# Classical piano pieces to play for a high school graduation ceremony?



## Sawk (Dec 26, 2014)

Hello! Call me Alola. I'll be graduating next spring, May 2015, from high school!!  I'm really excited, and decided to audition in April to play some piano pieces for the graduation ceremony performances. I've never preformed anything for public before (attending graduation: more than 2,000 people.......), and I'm just what you can call an intermediate skilled player. But I'm determined.

I was wondering if anyone would have suggestions for any classical piano piece that might "fit" the graduation mood? A slow/happy/emotional piece would be my ideal. Someone suggested I play Muzio Clementi's Sonatina in C major, Op. 36 No. 1, and that's a nice one to play, but it doesn't seem to fit what I'm looking for. I love Chopin pieces, but they're still too advanced for me. I don't have a preference for any other composer, as long as I see the piece playable for my skill and it fits the atmosphere. I'm not too experienced with classical music (working towards that), and I hope I find my ideal piece soon so I can perfect it. 

Some pieces I have in mind:

Debussy's Clair de Lune
Schubert's Moment musical in F minor No.3
Chopin's Mazurka

Thanks!


----------



## science (Oct 14, 2010)

- Lady Gaga fugue (Ok, I was only half-serious with that. If half-serious is too much: quarter-serious.)

- Ligeti: Musica ricercata: 2. Mesto, rigido e cerimoniale (Trust me on this one. And if you don't trust me, trust Kubrick.) 

Ok, sorry, I'm no help at all.


----------



## Guest (Dec 27, 2014)

In my experience, graduation ceremonies are long. Dazzle them for all 5 hours with a cycle from your friendly neighborhood Michael Finnissy!


----------



## Guest (Dec 27, 2014)

A piano transcription of the most famous march from Pomp & Circumstance by Elgar would seem appropriate.


----------



## Declined (Apr 8, 2014)

Rachmaninoff's 2nd piano concerto.


----------



## cbrian (Apr 10, 2013)

Bach's Goldberg Variations
or this...


science said:


> Ligeti: Musica ricercata: 2. Mesto, rigido e cerimoniale (Trust me on this one. And if you don't trust me, trust Kubrick.)

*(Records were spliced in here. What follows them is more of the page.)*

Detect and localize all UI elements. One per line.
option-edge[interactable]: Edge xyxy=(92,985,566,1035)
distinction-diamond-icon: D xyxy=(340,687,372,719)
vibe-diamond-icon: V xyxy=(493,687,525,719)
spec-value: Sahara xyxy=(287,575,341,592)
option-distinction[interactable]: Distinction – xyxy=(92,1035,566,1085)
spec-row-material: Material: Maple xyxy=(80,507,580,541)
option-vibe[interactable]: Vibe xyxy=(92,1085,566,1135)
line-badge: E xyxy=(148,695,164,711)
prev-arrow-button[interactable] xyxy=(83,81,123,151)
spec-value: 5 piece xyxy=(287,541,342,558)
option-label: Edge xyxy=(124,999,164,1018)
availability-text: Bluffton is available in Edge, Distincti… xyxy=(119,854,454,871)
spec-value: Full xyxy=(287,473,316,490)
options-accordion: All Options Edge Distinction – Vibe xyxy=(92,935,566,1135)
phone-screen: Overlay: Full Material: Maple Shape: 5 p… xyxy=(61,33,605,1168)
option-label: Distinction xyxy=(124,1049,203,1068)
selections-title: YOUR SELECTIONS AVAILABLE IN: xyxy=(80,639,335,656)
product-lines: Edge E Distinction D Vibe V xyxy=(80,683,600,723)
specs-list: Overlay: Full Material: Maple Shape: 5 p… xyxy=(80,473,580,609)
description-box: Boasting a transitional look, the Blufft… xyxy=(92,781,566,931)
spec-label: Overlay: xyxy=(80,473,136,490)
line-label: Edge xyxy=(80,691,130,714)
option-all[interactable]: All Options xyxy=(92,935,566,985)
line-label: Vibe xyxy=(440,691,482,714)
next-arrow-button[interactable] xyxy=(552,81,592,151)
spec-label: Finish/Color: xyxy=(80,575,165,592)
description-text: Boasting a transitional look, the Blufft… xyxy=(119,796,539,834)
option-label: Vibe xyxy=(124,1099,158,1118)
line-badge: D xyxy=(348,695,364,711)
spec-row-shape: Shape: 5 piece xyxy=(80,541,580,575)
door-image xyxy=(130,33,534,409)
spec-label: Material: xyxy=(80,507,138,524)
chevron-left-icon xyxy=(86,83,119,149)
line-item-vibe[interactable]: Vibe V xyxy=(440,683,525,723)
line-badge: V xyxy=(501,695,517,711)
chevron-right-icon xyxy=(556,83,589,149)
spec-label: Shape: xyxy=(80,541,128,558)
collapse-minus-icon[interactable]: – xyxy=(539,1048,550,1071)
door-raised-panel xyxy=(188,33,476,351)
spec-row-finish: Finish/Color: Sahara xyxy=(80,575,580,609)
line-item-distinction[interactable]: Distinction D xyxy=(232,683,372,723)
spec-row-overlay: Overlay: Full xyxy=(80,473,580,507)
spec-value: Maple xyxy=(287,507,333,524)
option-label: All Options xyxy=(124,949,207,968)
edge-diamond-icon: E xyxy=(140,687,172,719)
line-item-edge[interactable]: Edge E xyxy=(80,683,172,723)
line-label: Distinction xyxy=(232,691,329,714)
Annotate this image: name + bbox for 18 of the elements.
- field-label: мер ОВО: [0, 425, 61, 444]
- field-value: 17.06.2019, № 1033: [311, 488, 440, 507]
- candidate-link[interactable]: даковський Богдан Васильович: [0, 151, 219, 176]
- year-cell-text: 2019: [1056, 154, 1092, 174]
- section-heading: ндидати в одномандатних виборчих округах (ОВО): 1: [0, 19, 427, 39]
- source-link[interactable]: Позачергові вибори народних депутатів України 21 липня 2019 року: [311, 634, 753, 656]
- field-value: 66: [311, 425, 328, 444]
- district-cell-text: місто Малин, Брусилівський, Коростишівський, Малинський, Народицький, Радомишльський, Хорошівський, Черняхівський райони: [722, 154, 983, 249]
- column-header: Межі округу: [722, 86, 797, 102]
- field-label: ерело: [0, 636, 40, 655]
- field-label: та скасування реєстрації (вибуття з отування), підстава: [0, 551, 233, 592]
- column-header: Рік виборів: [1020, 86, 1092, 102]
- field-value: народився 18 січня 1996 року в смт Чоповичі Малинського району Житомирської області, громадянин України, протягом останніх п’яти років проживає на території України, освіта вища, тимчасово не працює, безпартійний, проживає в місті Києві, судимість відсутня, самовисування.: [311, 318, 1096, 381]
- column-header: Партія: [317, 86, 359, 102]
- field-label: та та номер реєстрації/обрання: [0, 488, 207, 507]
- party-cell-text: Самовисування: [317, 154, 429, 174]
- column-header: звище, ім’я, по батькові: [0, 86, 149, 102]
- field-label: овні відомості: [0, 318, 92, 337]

Or pick a few of Dvorak's Humoresques (serious)


----------



## soundoftritones (Dec 24, 2014)

Which Mazurka were you thinking of?


----------



## Sawk (Dec 26, 2014)

soundoftritones said:


> Which Mazurka were you thinking of?


I was thinking of this one: C# Minor, Op. 63 No. 3.  Sorry for not clarifying it. Would you think it sounds okay?


----------



## Sawk (Dec 26, 2014)

Thanks for your suggestions, keep them coming.


----------